Müge İplikçi: Eyvallah. Şimdi bir diğer yanda da karşımızda Başkomiser Aydın Andız var, onun geçmişi var. Bu noktada Elçin Poyrazlar olarak onu bize nasıl vermek istedin, yani veriyorsun da hani o süreci merak ediyorum. Bir erkek olarak yaralı bir erkek karşımızda. Kırılgan bir erkek buna karşın hala var olabilmiş bir erkek olarak da duruyor.

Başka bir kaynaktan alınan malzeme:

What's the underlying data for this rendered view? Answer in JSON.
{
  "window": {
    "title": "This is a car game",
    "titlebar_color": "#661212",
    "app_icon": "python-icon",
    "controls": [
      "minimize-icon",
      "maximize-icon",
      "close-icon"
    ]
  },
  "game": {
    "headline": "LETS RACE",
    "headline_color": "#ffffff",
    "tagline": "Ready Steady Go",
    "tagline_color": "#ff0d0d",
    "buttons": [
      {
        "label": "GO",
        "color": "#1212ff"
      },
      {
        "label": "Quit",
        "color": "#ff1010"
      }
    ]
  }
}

Elçin Poyrazlar: Evet, şimdi Müge ben şeyden çok sıkıldım, yani o yüzden de belki polisiye yazmaya başladım, böyle çok “bıçkın delikanlı erkek polisler” işte “vurdu mu oturtur” işte “lalı lulu” konuşur böyle sürekli bir erkeklik overdozu yaşayan bir piyasa var polisiye dünyasında biliyorsun. Ve çok bunaldım artık ben o tür toksik maskülen erkek karakterlerden. Yok mu yani böyle polisler yok mu? Olamaz mı? Kibar erkekler yok mu? kadınları seven erkekler yok mu? Elbette ki var. Tabii ki azınlıkta. O yüzden de Aydın böyle bir karakter. Biraz tırnak içinde “antika “bir adam. Antikayı şey anlamında kullanıyorum, yani tam anlamıyla kullanıyorum. Çünkü evindeki her şey antika. İşte anneannesinden kalmış, Eski İstanbul beyefendisi giyiniyor, hiçbir zaman o bugünün hani modasına uymak istemiyor, kimse zaten anlamıyor, hayatında kot giymemiş… Ve kadınları seven, gerçekten onlardan nefret etmeyen, kendisinde aşağılık kompleksi yaratmayan kadınlar olduğu için hayatında Aydın Andız profeminist bir erkek aslında ve travması olan bir erkek. Çünkü onu sonraki romanın sonlarında göreceğiz. Aslında büyük bir hatası diyelim ve suçu var, yani kendini çok suçlu hissediyor ve bu yüzden de yükselememiş rütbesi teşkilatta. Ve Aydın Andız’ı ben her ne kadar erkek karakterleri kullanmaktan kaçınsam da hep ışığı kadın karakterlere vermek istesem de çok severek yarattım. Biraz böyle şeydi, Muhsin Bey miydi filmin ismi? Onu bana hatırlattı oradaki şey. Yani o ince ruhlu gönül insanı ama bir taraftan da adalete hala polislik aşkına ve o tutkuya inanan bir adam. O yüzden de bence uygun olur dedim, bu farklı cinayetleri, yani çünkü ikili işliyor roman. Kadını okuyoruz, bir başka cinayetleri okuyoruz. Orada iyi bir denge oluşturur diye düşündüm.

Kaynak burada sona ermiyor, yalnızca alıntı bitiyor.